Why LLMs Don't Think in Embeddings (Yet)
If you’ve ever looked at a multi-agent system’s log, you know the feeling: two LLMs talking to each other like two interns on an email thread, restating context with every message, burning tokens on “as we established earlier” and “per your previous analysis.” It’s inefficient, and everyone knows it — we’ve already broken down the hidden costs of multi-agent systems in a separate post.
The fix has been on arXiv for years and is finally landing in real systems: instead of text, agents send each other vectors (embeddings, hidden states) directly. No token sampling, no bottleneck through natural language.
Then comes the obvious question. If it works between agents, why don’t models think that way too? Why does the chain of thought stay as text when it could be a dense vector?
Spoiler: it’s been tried. Spoiler two: there’s a reason Anthropic, OpenAI, DeepMind, and 40 more researchers co-signed a paper saying they hope the idea doesn’t spread.
The bandwidth argument
The number that keeps appearing in all these papers is hard to argue with: a text token carries roughly 15 bits of information, while a model’s hidden state carries around 40,000 bits. Three orders of magnitude.

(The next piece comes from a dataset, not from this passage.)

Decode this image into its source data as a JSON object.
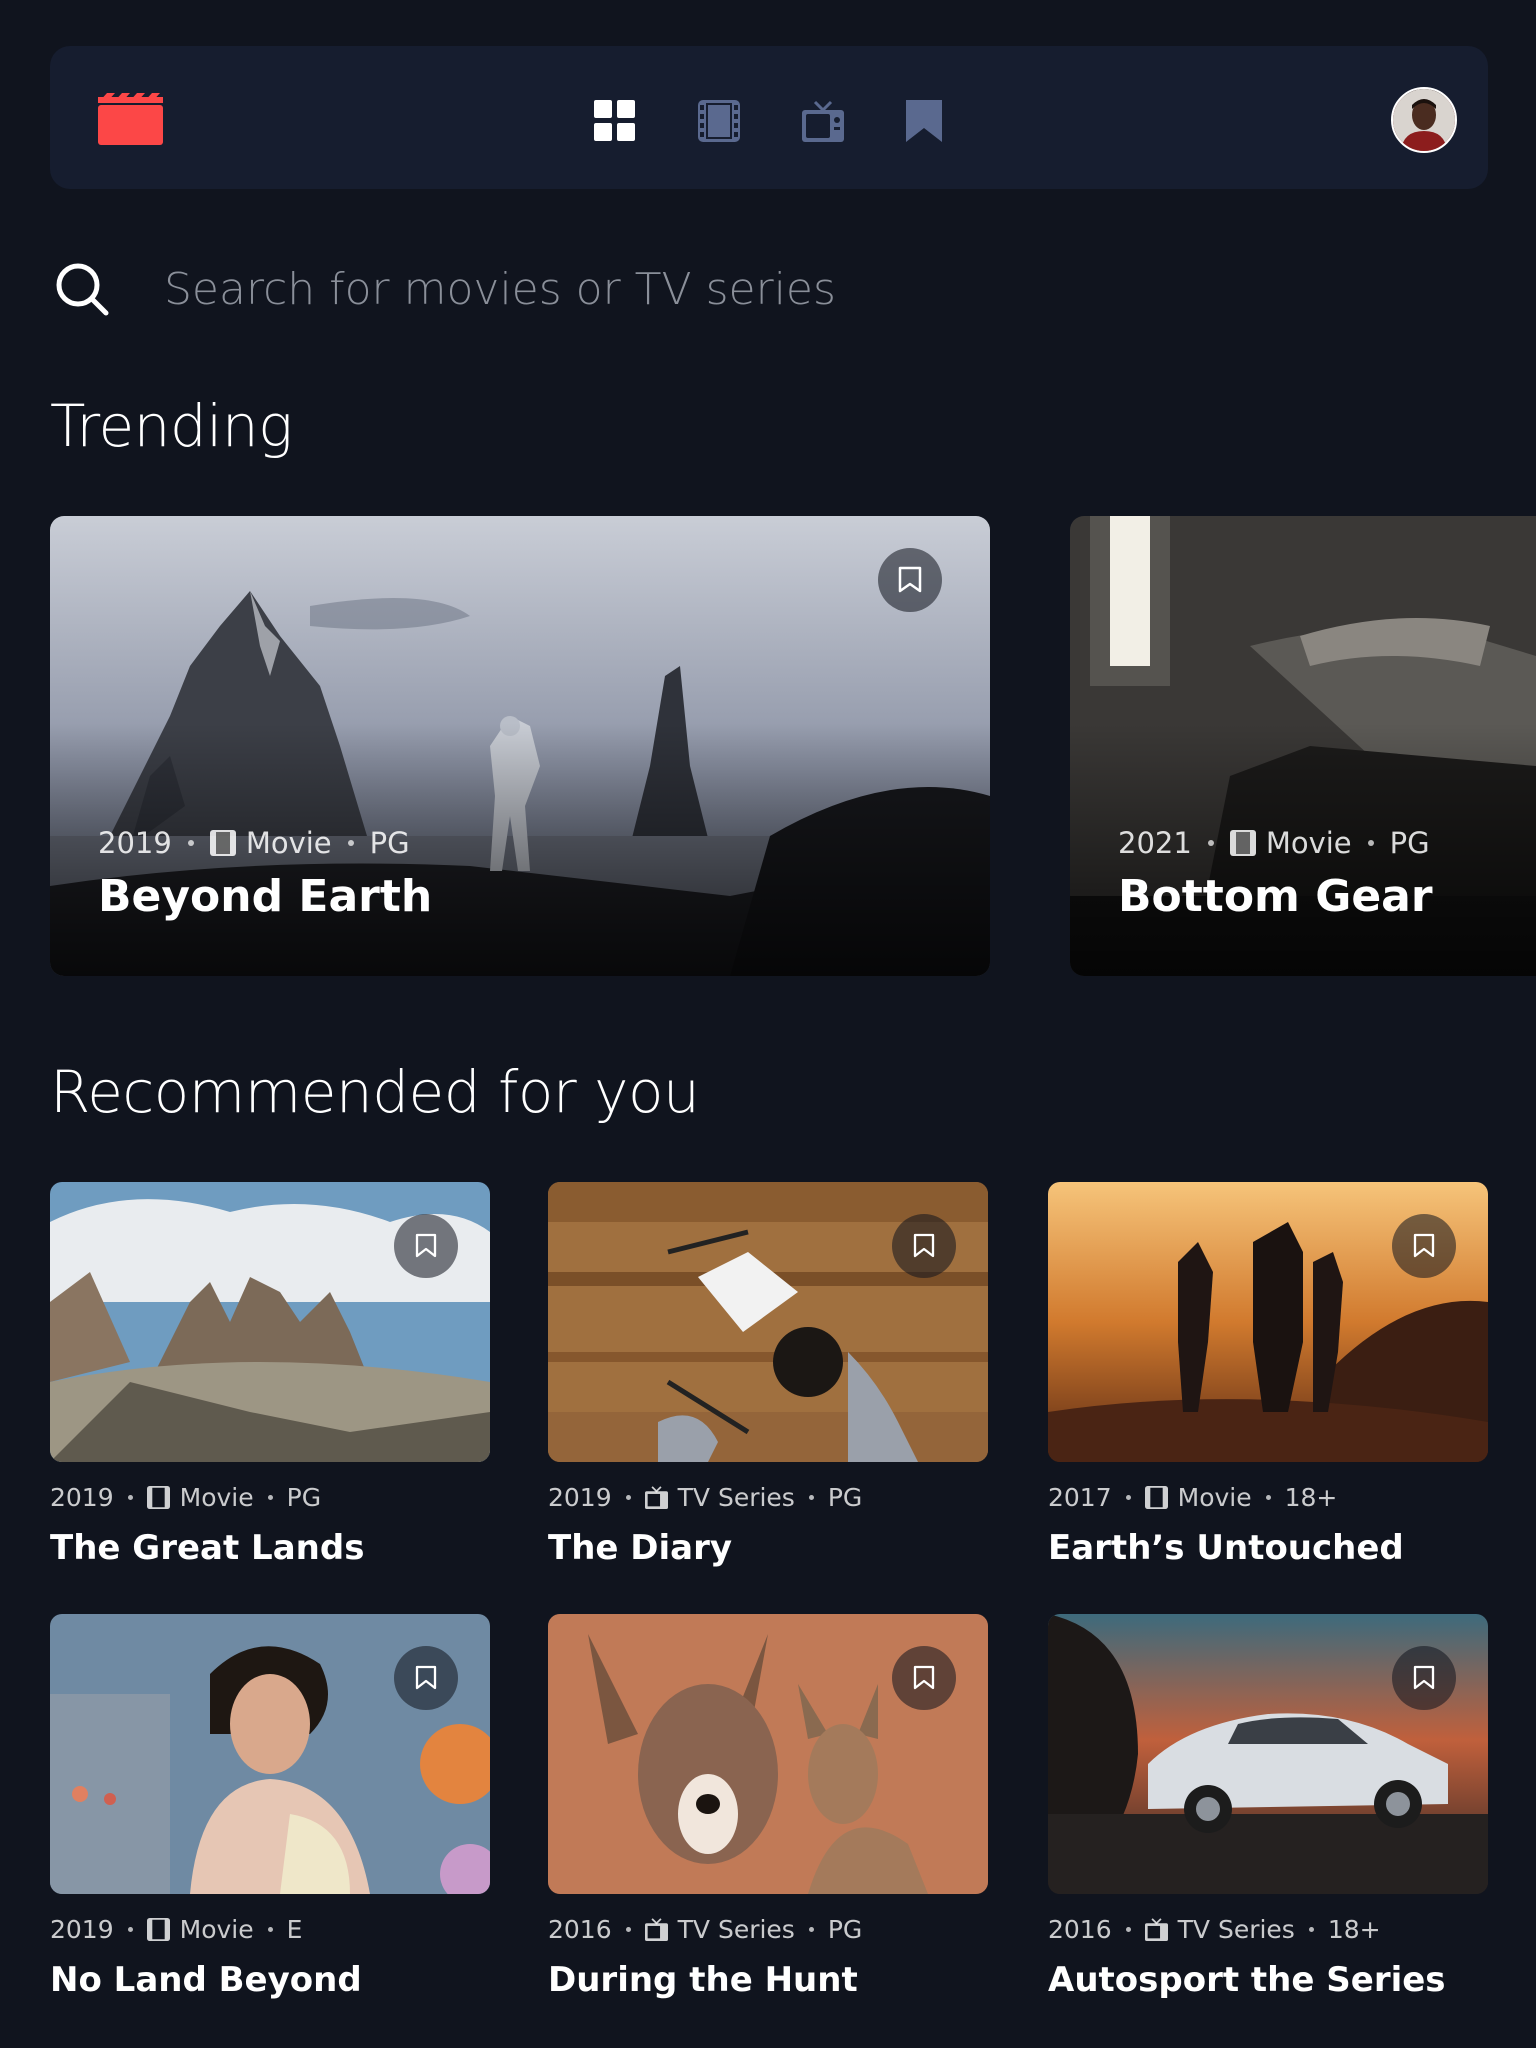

When a model decodes its hidden state to a token, it collapses a rich probability distribution over the entire vocabulary into a single discrete choice. The next reasoning step starts from that information loss. When two models communicate via text, that bottleneck compounds: the sender collapses its internal state to a linear token sequence, the receiver has to reconstruct an internal state from that sequence.
A large chunk of the tokens a model generates in its CoT don’t contribute reasoning — they contribute linguistic coherence. If you strip “Let me think, so first we’d need to…” you’re left with three numbers and an operator. The rest is grammar. This connects to an older debate about how AI thinks in System 1 vs System 2 modes: text-based CoT is basically System 2 forced to verbalize itself.
That’s the motivation. Now let’s look at the two fronts where this is being attacked.
Front 1: agents talking in latent space
Several proposals share the same core idea: instead of agent A sampling a token and agent B embedding it back, A passes B the vector it was about to sample from directly.
CIPHER (ByteDance, 2023) is the cleanest version conceptually. In a multi-agent debate, instead of each model choosing a token from its output distribution, it computes the weighted average of vocabulary embeddings according to the probabilities. If the model is torn between “6” and “9,” it doesn’t have to pick one and risk losing information — it sends the next agent a vector encoding that uncertainty. The receiver gets the sender’s uncertainty, not its decision.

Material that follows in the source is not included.